A Belarusian activist who ran a group in Ukraine helping Belarusians fleeing persecution was found dead in the Ukrainian capital, Kyiv, local police said Tuesday.
A murder probe has been launched, with police investigating that the killing could have been made to look like suicide, among other leads, the police statement read.
A Belarusian activist who ran a group in Ukraine helping Belarusians fleeing persecution was found dead in the Ukrainian capital, Kyiv, local police said Tuesday.
Vitaly Shishov, leader of the Kyiv-based Belarusian House in Ukraine, was found hanged in one of the city's parks not far from his home, police said in a statement.
A murder probe has been launched, with police investigating that the killing could have been made to look like suicide, among other leads, the statement read.
The Belarusian House in Ukraine reported Monday that Shishov had gone missing during a morning run. The Belarusian human rights center Viasna cited Shishov's friends as saying that he has recently been followed by strangers during his runs.
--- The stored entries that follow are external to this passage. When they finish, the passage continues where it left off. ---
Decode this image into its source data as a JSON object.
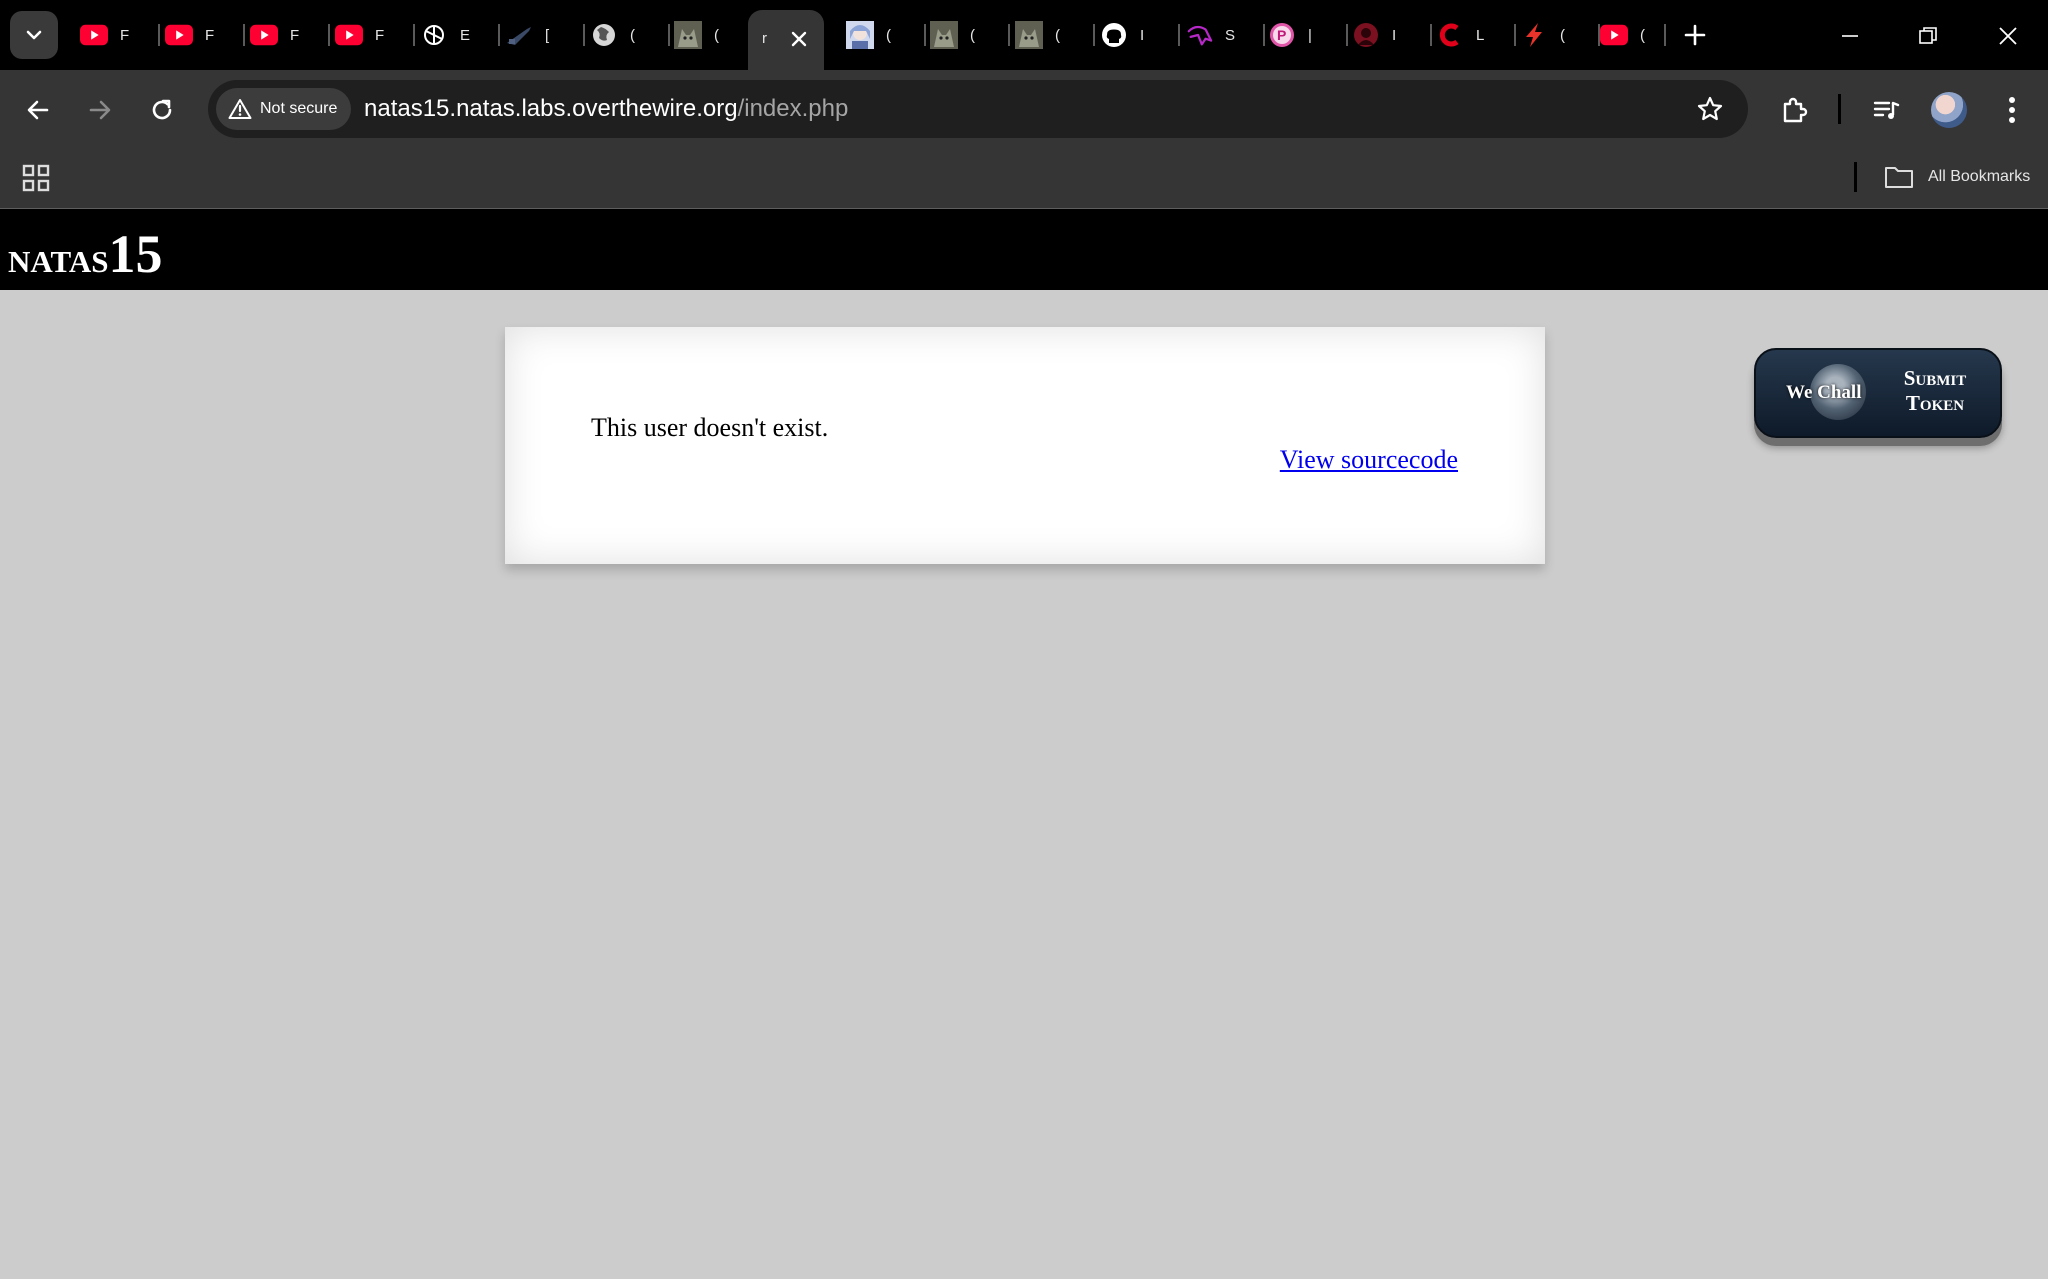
{
  "tabs": [
    {
      "icon": "youtube-icon",
      "title": "F"
    },
    {
      "icon": "youtube-icon",
      "title": "F"
    },
    {
      "icon": "youtube-icon",
      "title": "F"
    },
    {
      "icon": "youtube-icon",
      "title": "F"
    },
    {
      "icon": "openai-icon",
      "title": "E"
    },
    {
      "icon": "sword-icon",
      "title": "["
    },
    {
      "icon": "globe-icon",
      "title": "("
    },
    {
      "icon": "cat-icon",
      "title": "("
    },
    {
      "icon": "anime-avatar-icon",
      "title": "("
    },
    {
      "icon": "cat-icon",
      "title": "("
    },
    {
      "icon": "cat-icon",
      "title": "("
    },
    {
      "icon": "github-icon",
      "title": "I"
    },
    {
      "icon": "unicorn-icon",
      "title": "S"
    },
    {
      "icon": "picsart-icon",
      "title": "|"
    },
    {
      "icon": "dark-avatar-icon",
      "title": "I"
    },
    {
      "icon": "c-logo-icon",
      "title": "L"
    },
    {
      "icon": "bolt-icon",
      "title": "("
    },
    {
      "icon": "youtube-icon",
      "title": "("
    }
  ],
  "active_tab": {
    "title": "r"
  },
  "toolbar": {
    "security_label": "Not secure",
    "url_host": "natas15.natas.labs.overthewire.org",
    "url_path": "/index.php"
  },
  "bookmarks": {
    "all_label": "All Bookmarks"
  },
  "page": {
    "title_word": "natas",
    "title_number": "15",
    "message": "This user doesn't exist.",
    "source_link": "View sourcecode",
    "wechall_name": "We Chall",
    "wechall_line1": "Submit",
    "wechall_line2": "Token"
  },
  "colors": {
    "page_bg": "#cccccc",
    "header_bg": "#000000",
    "link": "#0000ee",
    "youtube_red": "#ff0033"
  }
}
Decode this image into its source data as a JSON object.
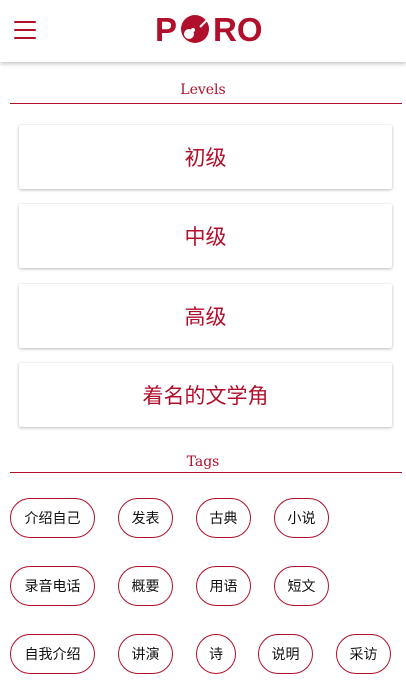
{
  "header": {
    "logo_p": "P",
    "logo_ro": "RO",
    "menu_icon": "hamburger-menu-icon",
    "accent_color": "#b0102c"
  },
  "levels": {
    "title": "Levels",
    "items": [
      "初级",
      "中级",
      "高级",
      "着名的文学角"
    ]
  },
  "tags": {
    "title": "Tags",
    "rows": [
      [
        "介绍自己",
        "发表",
        "古典",
        "小说"
      ],
      [
        "录音电话",
        "概要",
        "用语",
        "短文"
      ],
      [
        "自我介绍",
        "讲演",
        "诗",
        "说明",
        "采访"
      ]
    ]
  }
}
The Belarusian House in Ukraine helps Belarusians fleeing persecution with their legal status in Ukraine, accommodation and employment.
In Belarus in recent weeks, authorities have ramped up the pressure against non-governmental organizations and independent media, conducting more than 200 raids of offices and apartments of activists and journalists in July alone, and detaining dozens of people.
Authoritarian President Alexander Lukashenko has vowed to continue what he called a “mopping-up operation” against civil society activists whom he has denounced as “bandits and foreign agents.”
Lukashenko faced months of protests triggered by his being awarded a sixth term in an August 2020 vote that the opposition and the West saw as rigged. He responded to demonstrations with a massive crackdown that saw more than 35,000 people arrested and thousands beaten by police.
The Belarusian House in Ukraine said in a statement Tuesday that Shishov was forced to move to Ukraine in the fall of 2020, when antigovernment protests and crackdown on demonstrators in Belarus were in full swing.
In Ukraine, he was under surveillance, and “both local sources and our people in Belarus" have alerted the group to the possibility of “various provocations, including kidnapping and liquidation.”
“There is no doubt that this was a planned operation by security operatives to liquidate a Belarusian, dangerous for the regime. We will continue to fight for the truth about Vitaly's death,” the group said.
Yury Shchuchko from the Belarusian House in Ukraine told The Associated Press that Shishov was found with marks of beating on his face. “Nothing was stolen, he was in regular clothes people put on to work out, and he only had his phone with him,” Shchuchko said.
He also said that Shishov has previously noticed surveillance during his runs and that strangers would approach him and try to start a conversation.
“We have been warned to be more careful, because a network of Belarus KGB agents is operating here and everything is possible,” Shchuchko said.
“Vitaly asked me to take care of his loved ones, he had a weird feeling."